XML & JSON Processing

October 1, 2021

XML processing

Advantages: robust to transfer errors? (can be repaired?)

Disadvantages: very redundant, not line oriented, makes it hard to extract data without specialised tools

Xpath is a full programming language used to work with XML files

Tools:

  • xmllint: only xpath 1.0, encoding problems, misses a lot of concepts

  • xmlstarlet: encoding problems

  • xidel: tool of choice, supports xpath 3.0 and modern character encodings

Give examples using xidel with Xpath 3.0.


JSON processing

JSON is a storage format that is used commonly to return data from an API call.

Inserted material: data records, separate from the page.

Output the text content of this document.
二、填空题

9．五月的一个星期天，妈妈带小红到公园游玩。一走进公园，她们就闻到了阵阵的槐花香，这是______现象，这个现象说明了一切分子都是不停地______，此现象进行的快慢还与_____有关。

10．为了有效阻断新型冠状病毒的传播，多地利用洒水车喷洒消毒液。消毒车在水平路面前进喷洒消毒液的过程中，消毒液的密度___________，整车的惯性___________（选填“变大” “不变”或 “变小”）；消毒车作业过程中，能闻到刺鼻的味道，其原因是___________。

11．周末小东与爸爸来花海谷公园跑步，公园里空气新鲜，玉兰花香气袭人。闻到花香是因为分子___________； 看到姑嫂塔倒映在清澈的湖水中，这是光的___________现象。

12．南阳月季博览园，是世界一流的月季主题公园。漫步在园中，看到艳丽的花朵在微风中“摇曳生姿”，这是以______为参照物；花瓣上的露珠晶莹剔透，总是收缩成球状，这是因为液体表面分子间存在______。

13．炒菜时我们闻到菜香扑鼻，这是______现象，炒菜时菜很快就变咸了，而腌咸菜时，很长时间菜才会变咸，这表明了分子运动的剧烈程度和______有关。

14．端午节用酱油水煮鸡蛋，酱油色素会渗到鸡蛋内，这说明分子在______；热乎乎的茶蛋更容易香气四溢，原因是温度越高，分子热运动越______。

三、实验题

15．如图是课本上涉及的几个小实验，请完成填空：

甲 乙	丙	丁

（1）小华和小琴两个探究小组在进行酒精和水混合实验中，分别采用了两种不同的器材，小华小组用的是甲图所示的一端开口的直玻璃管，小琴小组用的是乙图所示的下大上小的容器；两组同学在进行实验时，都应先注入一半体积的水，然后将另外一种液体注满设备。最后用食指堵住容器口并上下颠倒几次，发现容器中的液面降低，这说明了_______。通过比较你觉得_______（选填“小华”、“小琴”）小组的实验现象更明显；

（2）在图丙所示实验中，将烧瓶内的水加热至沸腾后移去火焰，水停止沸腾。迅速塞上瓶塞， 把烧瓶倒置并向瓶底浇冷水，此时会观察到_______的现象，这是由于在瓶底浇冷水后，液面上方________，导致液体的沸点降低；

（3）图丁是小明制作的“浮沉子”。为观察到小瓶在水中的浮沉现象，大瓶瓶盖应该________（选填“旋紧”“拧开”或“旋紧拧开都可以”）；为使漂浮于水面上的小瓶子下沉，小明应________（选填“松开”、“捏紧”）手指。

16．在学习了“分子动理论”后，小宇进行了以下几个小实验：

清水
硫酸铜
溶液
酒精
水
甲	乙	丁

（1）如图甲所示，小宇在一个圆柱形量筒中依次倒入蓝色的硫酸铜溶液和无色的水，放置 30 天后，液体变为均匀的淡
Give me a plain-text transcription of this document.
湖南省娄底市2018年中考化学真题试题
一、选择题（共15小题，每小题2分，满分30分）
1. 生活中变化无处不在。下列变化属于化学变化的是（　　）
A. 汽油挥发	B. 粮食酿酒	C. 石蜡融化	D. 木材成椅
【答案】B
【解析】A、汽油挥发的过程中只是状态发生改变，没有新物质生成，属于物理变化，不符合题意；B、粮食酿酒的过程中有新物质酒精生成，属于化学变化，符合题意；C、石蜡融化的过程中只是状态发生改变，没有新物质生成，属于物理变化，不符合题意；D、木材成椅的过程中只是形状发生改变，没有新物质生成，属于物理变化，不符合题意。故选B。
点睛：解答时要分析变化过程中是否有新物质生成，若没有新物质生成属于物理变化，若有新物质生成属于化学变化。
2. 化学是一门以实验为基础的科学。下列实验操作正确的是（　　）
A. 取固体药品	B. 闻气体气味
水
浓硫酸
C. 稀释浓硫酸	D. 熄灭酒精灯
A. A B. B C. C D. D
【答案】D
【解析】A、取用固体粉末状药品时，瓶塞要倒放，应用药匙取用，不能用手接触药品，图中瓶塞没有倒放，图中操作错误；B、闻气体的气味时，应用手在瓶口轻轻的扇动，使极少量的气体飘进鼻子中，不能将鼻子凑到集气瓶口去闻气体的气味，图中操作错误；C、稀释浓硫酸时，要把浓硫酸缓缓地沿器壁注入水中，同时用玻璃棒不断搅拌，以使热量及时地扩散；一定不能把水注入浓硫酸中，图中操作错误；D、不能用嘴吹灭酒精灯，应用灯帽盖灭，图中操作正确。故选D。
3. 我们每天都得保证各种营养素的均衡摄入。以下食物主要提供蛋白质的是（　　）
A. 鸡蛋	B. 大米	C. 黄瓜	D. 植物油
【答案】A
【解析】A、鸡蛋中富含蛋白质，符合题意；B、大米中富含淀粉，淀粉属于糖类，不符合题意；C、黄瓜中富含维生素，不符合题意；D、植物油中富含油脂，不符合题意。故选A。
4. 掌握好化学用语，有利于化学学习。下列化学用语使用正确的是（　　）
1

The typical structure of a Tweet that is returned by the Twitter API, documented at https://developer.twitter.com/en/docs/tweets/data-dictionary/overview/intro-to-tweet-json.

{
  "created_at": "Thu Apr 06 15:24:15 +0000 2017",
  "id_str": "850006245121695744",
  "text": "1\/ Today we\u2019re sharing our vision for the
  future of the Twitter API platform!\nhttps:\/\/t.co\/XweGngmxlP",
  "user": {
    "id": 2244994945,
    "name": "Twitter Dev",
    "screen_name": "TwitterDev",
    "location": "Internet",
    "url": "https:\/\/dev.twitter.com\/",
    "description": "Your official source for
    Twitter Platform news, updates & events.
    Need technical help? Visit
    https:\/\/twittercommunity.com\/ \u2328\ufe0f
    #TapIntoTwitter"
  },
  "place": {   
  },
  "entities": {
    "hashtags": [      
    ],
    "urls": [
      {
        "url": "https:\/\/t.co\/XweGngmxlP",
        "unwound": {
          "url": "https:\/\/cards.twitter.com\/cards\/18ce53wgo4h\/3xo1c",
          "title": "Building the Future of the Twitter API Platform"
        }
      }
    ],
    "user_mentions": [     
    ]
  }
}

jq is a stream editor for jsons (CITE). It uses filters to extract data from jsons. We extract the raw text by running this command in ‘jq’ in the terminal.

jq -r '.text| gsub("[\\n\\t]";"")' > text